IJsvogels nestelen in heel Europa, maar zijn desondanks tamelijk zeldzaam. Een natuurlijke oorzaak hiervoor zijn strenge winters, waarbij een groot deel van de populatie verloren kan gaan omdat hun voedselbron door de kou niet bereikbaar is. Daarnaast zij er menselijke invloeden: het ontbreekt vaak aan geschikte nestgelegenheden omdat de oevers zijn verstevigd door een harde beschoeiing.

Toch gaat het de laatste jaren beter met de ijsvogel. Strenge winters bleven uit en door natuurbeschermers wordt veel aandacht besteed aan verbetering van de ijsvogelbiotoop. Door een verbeterde waterkwaliteit is het voedselaanbod toegenomen. Ook is er meer nestgelegenheid langs wateroevers gekomen. Via internet (www.ijsvogels.nl) is zelfs een handleiding voor het maken van een ijsvogelbroedwand beschikbaar. Vrijwilligers, terreinbeheerders en andere geïnteresseerden kunnen hierin alles lezen over aanleg, controle en onderhoud van broedplaatsen voor de ijsvogel.

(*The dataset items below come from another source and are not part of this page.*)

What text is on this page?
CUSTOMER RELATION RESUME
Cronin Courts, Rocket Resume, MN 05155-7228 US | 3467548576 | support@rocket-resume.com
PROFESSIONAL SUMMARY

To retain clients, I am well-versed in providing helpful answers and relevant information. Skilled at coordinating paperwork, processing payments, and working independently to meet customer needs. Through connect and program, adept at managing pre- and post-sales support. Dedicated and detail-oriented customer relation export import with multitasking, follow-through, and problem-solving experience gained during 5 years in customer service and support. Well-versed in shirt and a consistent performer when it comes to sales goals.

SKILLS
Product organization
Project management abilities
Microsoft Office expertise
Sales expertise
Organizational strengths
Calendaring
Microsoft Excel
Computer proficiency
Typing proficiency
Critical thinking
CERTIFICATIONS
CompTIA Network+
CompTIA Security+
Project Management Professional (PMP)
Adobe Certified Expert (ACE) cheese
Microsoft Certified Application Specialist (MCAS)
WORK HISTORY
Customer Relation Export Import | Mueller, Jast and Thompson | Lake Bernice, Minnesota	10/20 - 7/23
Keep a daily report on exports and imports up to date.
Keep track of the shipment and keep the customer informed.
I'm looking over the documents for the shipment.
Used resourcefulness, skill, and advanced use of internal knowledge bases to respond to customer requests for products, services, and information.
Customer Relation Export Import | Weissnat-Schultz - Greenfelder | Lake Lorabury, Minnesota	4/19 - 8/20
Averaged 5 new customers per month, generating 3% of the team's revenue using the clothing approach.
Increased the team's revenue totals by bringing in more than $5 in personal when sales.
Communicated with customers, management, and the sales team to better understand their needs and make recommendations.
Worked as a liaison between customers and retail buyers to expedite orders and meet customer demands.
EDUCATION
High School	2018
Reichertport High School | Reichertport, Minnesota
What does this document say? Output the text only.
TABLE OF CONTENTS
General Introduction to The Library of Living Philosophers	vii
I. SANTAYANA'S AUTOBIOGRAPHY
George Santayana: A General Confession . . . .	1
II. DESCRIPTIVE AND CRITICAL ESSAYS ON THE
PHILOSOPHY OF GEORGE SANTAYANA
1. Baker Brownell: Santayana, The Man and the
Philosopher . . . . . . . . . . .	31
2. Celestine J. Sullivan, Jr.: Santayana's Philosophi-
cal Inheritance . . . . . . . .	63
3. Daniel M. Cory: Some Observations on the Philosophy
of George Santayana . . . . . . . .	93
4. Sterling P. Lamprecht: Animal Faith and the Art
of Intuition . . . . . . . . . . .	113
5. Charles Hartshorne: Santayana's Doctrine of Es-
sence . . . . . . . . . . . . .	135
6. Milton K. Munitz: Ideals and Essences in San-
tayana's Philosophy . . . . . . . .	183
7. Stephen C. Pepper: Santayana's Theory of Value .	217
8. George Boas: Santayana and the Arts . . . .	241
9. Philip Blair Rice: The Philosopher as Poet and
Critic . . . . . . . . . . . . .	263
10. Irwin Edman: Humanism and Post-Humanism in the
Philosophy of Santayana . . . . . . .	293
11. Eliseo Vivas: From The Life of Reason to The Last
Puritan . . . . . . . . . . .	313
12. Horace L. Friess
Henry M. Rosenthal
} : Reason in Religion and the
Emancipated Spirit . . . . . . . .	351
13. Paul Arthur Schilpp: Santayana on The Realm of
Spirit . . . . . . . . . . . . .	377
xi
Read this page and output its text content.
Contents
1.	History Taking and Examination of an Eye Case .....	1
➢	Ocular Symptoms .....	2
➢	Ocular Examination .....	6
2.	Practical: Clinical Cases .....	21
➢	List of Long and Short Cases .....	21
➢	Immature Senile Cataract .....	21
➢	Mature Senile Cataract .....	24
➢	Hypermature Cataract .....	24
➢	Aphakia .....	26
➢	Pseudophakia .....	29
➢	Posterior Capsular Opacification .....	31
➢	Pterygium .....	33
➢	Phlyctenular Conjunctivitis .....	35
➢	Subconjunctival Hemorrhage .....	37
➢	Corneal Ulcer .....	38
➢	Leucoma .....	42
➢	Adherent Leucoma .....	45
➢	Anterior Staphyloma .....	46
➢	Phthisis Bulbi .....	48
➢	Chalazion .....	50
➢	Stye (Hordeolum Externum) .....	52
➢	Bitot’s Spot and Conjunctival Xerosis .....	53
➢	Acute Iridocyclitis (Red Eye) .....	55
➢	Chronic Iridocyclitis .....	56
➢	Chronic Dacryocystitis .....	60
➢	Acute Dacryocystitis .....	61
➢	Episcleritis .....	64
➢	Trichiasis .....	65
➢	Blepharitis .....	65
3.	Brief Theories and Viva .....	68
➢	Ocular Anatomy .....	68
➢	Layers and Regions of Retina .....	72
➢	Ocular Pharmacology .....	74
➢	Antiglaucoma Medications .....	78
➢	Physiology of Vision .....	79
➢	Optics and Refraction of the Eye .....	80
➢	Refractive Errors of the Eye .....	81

Hoeveel broedparen er in Utrecht voorkomen is helaas niet bekend, maar regelmatig wordt er een exemplaar gezien boven de Utrechtse watergangen. Zoals veel andere steden draagt ook de gemeente Utrecht bij aan betere leefomstandigheden voor ijsvogels. Het groene web is een netwerk van groene en blauwe zones in de stad, waarmee natuur men hoop de natuur in de stad te versterken. Door middel van projecten worden bijvoorbeeld oeverzones natuurvriendelijker ingericht. Onlangs is in de oever van de Leidsche Rijn een ijsvogelbroedwand aangebracht. Het wachten is op de eerste jonge vogels.